Lurene was born with actor’s blood in her veins. Her father,
O.V. Tuttle, was a minstrel man and her ninety-year-old grandfather, Frank
Tuttle, taught dramatics in college and at one time managed the opera house in Angola,
Indiana. From the time she was five Lurene wanted to be an actress, and her
first appearance was a ring-bearer in a minstrel show.
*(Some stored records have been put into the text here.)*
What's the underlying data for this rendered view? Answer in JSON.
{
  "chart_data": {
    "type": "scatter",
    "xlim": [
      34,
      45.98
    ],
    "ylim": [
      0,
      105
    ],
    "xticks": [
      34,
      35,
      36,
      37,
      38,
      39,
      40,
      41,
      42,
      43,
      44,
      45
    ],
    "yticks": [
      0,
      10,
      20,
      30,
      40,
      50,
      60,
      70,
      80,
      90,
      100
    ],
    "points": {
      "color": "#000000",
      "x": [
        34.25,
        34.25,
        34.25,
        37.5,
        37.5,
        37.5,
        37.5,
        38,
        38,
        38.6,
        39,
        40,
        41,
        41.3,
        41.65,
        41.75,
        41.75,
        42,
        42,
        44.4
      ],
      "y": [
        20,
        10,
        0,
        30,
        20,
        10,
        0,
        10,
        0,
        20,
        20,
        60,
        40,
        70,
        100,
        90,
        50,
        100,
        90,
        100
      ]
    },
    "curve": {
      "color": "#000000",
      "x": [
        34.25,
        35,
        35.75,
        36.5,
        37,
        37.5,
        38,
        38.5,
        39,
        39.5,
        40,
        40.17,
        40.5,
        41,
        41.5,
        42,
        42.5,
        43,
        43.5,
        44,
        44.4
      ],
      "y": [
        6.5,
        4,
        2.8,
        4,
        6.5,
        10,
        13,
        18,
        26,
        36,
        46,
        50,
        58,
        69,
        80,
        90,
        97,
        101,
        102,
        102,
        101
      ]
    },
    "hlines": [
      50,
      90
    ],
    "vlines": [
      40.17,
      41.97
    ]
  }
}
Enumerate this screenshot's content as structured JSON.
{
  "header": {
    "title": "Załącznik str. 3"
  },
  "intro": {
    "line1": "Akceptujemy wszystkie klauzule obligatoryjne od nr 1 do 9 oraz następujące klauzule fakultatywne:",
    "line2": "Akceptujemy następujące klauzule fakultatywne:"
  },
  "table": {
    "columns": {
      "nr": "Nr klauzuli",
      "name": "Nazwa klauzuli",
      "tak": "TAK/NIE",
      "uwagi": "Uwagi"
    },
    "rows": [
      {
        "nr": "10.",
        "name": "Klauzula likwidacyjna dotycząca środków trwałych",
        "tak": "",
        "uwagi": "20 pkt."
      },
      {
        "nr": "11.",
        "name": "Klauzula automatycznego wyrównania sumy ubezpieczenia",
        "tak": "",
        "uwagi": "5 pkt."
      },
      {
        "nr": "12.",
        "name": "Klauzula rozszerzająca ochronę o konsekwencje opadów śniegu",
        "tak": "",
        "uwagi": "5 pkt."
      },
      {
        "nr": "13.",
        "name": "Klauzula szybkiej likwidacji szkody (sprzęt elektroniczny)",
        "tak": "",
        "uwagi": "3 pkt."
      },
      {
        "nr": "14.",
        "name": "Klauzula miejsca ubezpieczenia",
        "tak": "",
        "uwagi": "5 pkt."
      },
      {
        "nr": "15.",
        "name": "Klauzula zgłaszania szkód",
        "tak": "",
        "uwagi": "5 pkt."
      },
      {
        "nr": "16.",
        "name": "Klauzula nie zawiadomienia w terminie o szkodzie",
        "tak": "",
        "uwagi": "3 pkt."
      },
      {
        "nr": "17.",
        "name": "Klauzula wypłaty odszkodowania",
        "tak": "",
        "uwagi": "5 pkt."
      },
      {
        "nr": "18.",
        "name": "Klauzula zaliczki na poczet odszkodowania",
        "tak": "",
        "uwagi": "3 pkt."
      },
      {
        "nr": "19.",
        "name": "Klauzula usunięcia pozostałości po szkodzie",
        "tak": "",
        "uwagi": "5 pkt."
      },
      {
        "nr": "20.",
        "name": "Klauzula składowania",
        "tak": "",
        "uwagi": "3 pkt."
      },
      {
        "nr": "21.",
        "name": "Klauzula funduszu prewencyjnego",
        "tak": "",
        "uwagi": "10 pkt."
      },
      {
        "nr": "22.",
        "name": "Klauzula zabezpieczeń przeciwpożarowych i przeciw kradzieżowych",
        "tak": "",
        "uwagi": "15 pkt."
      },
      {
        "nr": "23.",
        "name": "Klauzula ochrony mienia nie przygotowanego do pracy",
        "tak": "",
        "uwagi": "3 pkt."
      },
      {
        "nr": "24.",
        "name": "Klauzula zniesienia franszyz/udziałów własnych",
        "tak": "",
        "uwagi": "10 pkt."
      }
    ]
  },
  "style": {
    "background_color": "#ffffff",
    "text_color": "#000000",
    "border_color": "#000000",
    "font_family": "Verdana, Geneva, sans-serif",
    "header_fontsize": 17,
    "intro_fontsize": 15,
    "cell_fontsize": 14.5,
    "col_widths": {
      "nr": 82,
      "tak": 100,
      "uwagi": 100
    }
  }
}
The Hoosier-born trouper has always had a soft spot in her
heart for her home state. And she frequently returns to Indiana to visit her
family at Pleasant Lake. The home folks have been able to see as well as hear
their favorite actress since 1947. For in that year she made her screen debut
as a featured player in “Heaven Only Knows” with Robert Cummings, Brian Donlevy
and Marjorie Reynolds.
Orson Welles afterward featured her in his “Macbeth” and
then she was cast as Girl Friday to Cary Grant in “Mr. Blandings Builds His
Dream House.” Only her many radio billings prevent her from appearing in more
movies.
An actress all her life, Lurene Tuttle, still “dies several
deaths” before each performance, but once she’s made her entrance on a movie
sound stage or steps to mike, she forgets herself in the part she is playing.
Right now she teaches a class in acting at the University of Southern
California. At home her chief interest is her teen-age daughter, Barbara, who
yearns to follow in her mother’s footsteps. The firl is already developing into
a promising singer with an unusual style.